Louisiana to require Ten Commandments in every classroom

All public schools will be required to display the Ten Commandments under a new law.

Louisiana has become the first state to require the display of the Ten Commandments in every public school classroom following the signing of a bill by Republican Gov. Jeff Landry.

The legislation mandates a poster-sized display of the Ten Commandments in large, easily readable font, to be placed in all public classrooms from kindergarten to state-funded universities.


The big picture: While opponents question the law’s constitutionality and foresee potential lawsuits, proponents argue that the mandate is not purely religious but has historical significance, describing the Commandments as foundational documents of state and national government.
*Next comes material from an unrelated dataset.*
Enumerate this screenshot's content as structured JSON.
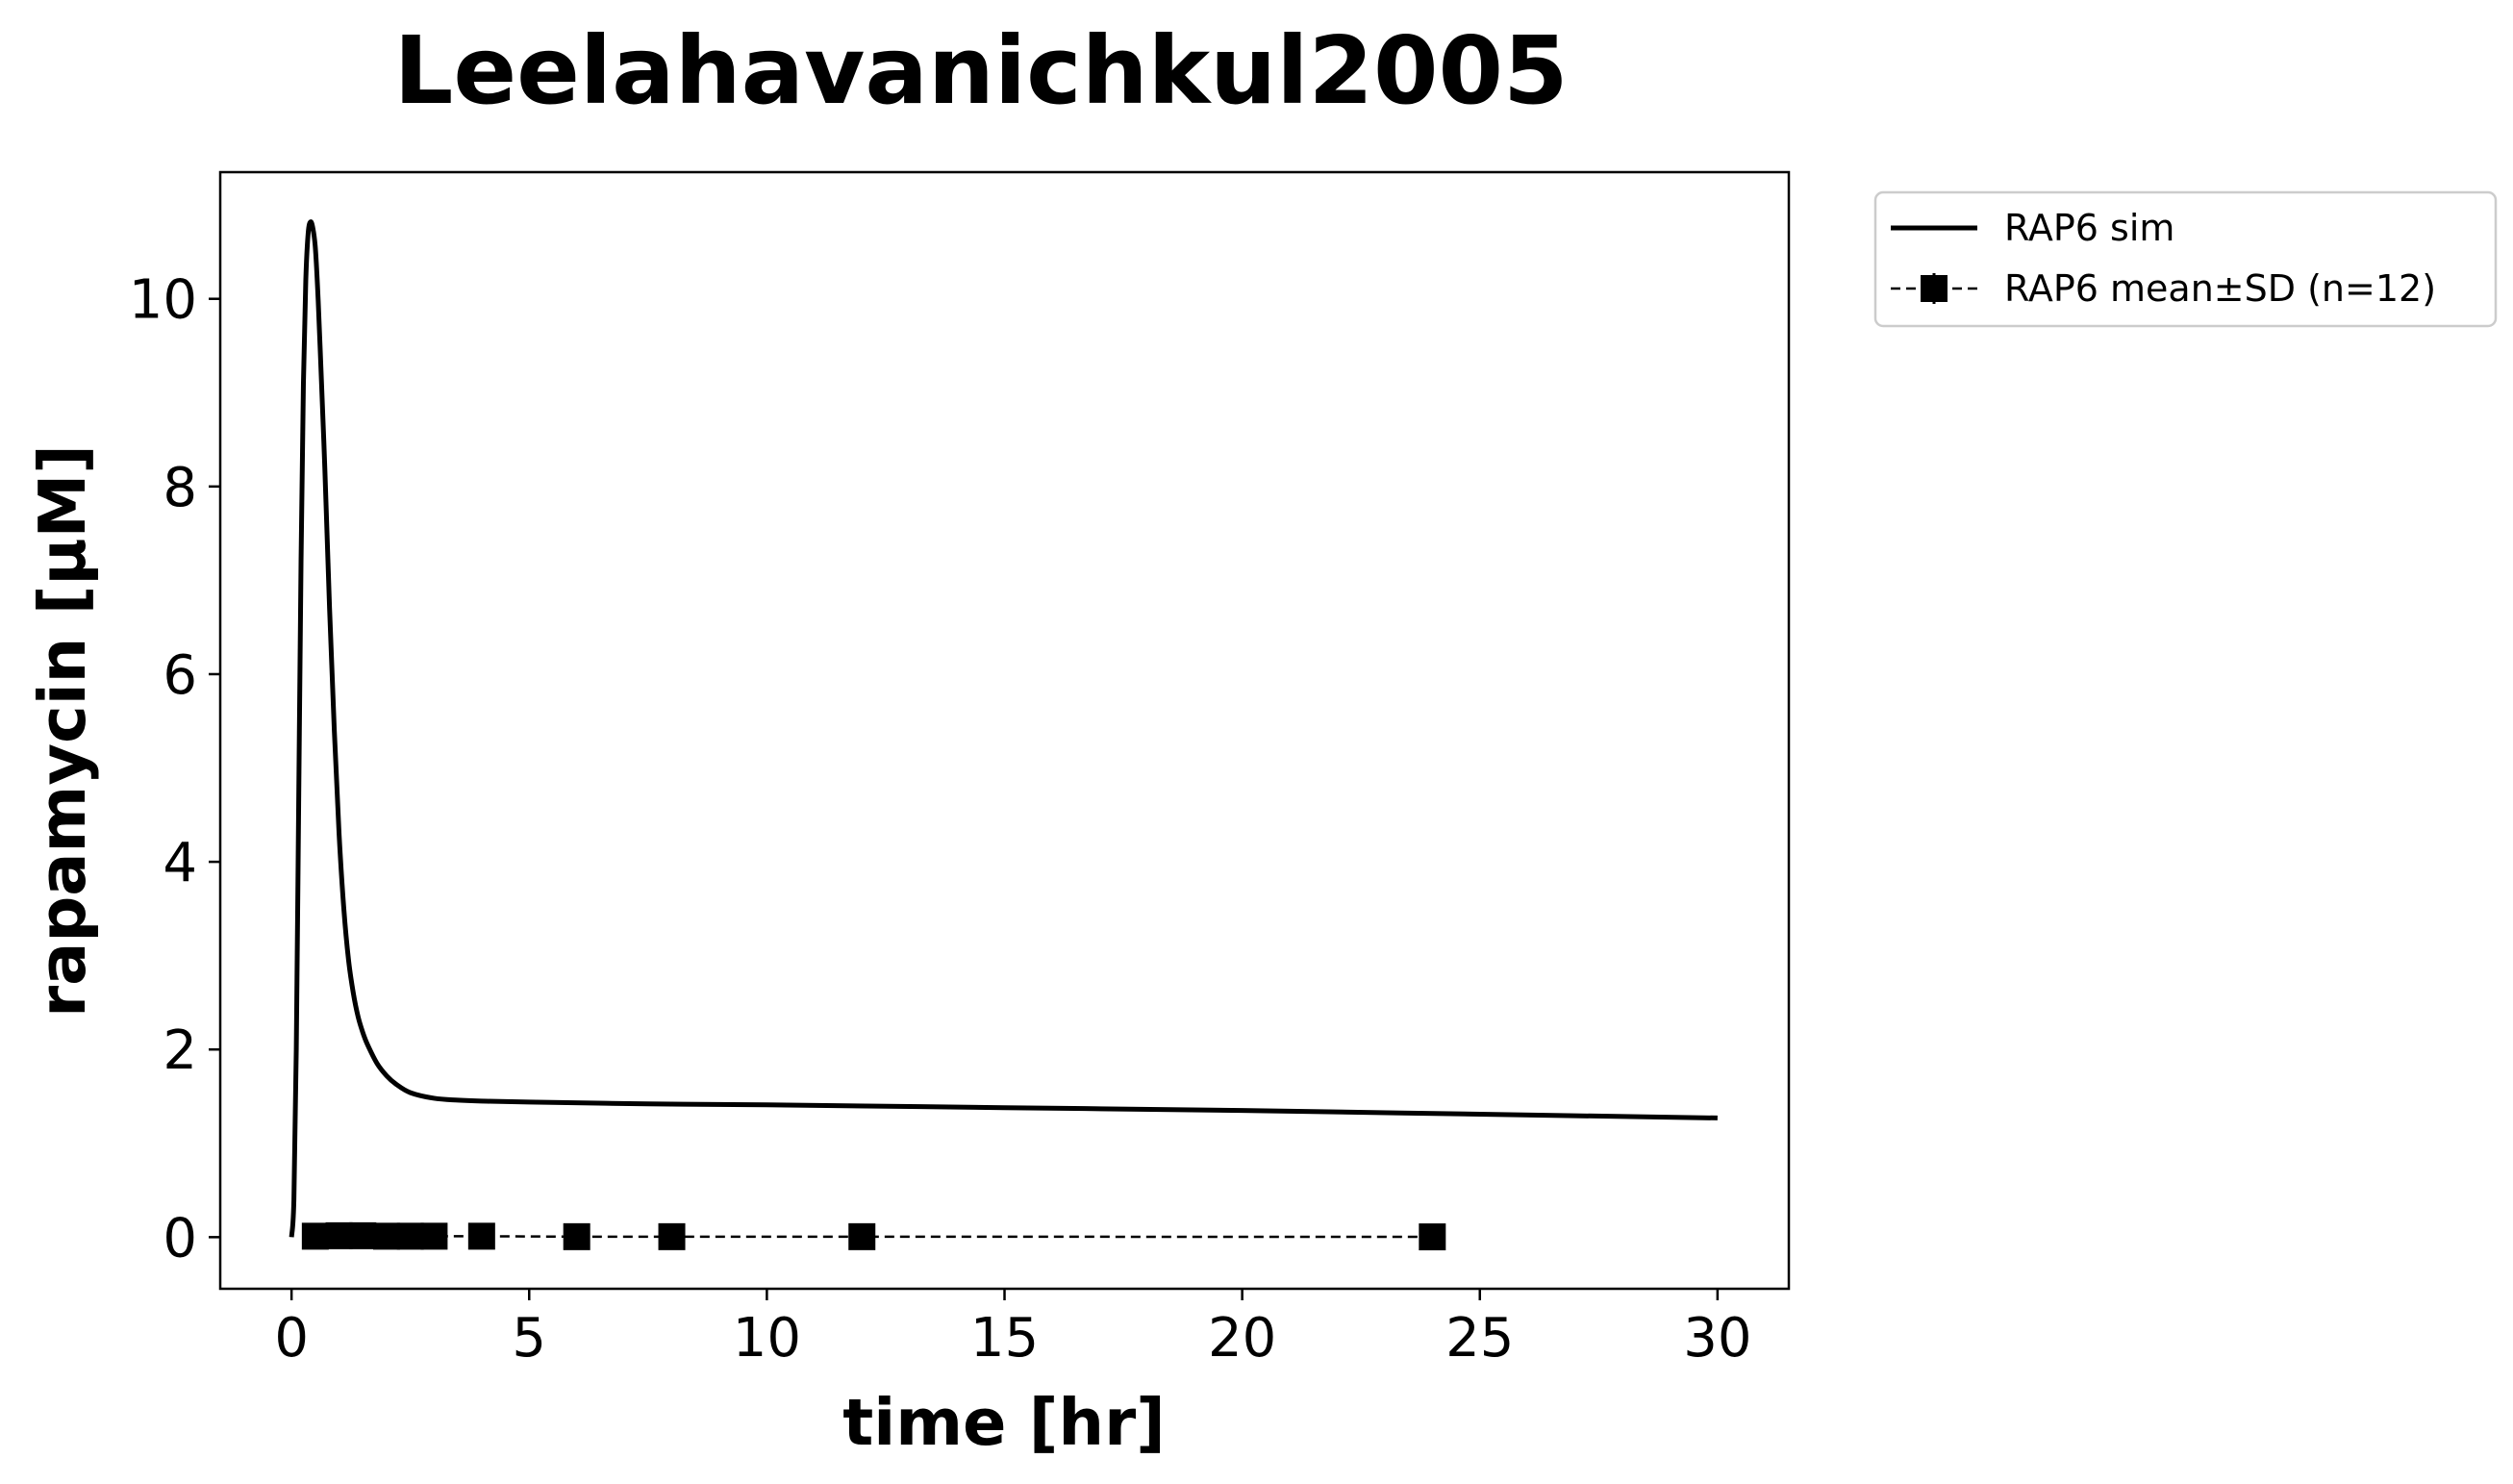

  • The displays, accompanied by a four-paragraph context statement highlighting the Commandments’ historical presence in American public education, must be in place in classrooms by the beginning of 2025, funded through donations without the use of state funds.
  • The new law in Louisiana also mentions the authorization (but not the requirement) of displaying the Mayflower Compact, Declaration of Independence, and the Northwest Ordinance in K-12 public schools.

Elsewhere: Other states like Texas, Oklahoma, and Utah have proposed similar bills requiring the display of the Ten Commandments in classrooms, but Louisiana is the first to succeed in making it law despite previous legal battles over the issue.

Go deeper: Past legal challenges over displaying the Ten Commandments in classrooms include a 1980 U.S. Supreme Court ruling that deemed a similar Kentucky law unconstitutional for violating the establishment clause of the U.S. Constitution.

  • The controversial law in Louisiana, a state known for its conservative values, comes as part of a new era of conservative leadership under Gov. Landry, following a change in leadership from a two-term Democratic governor to a Republican.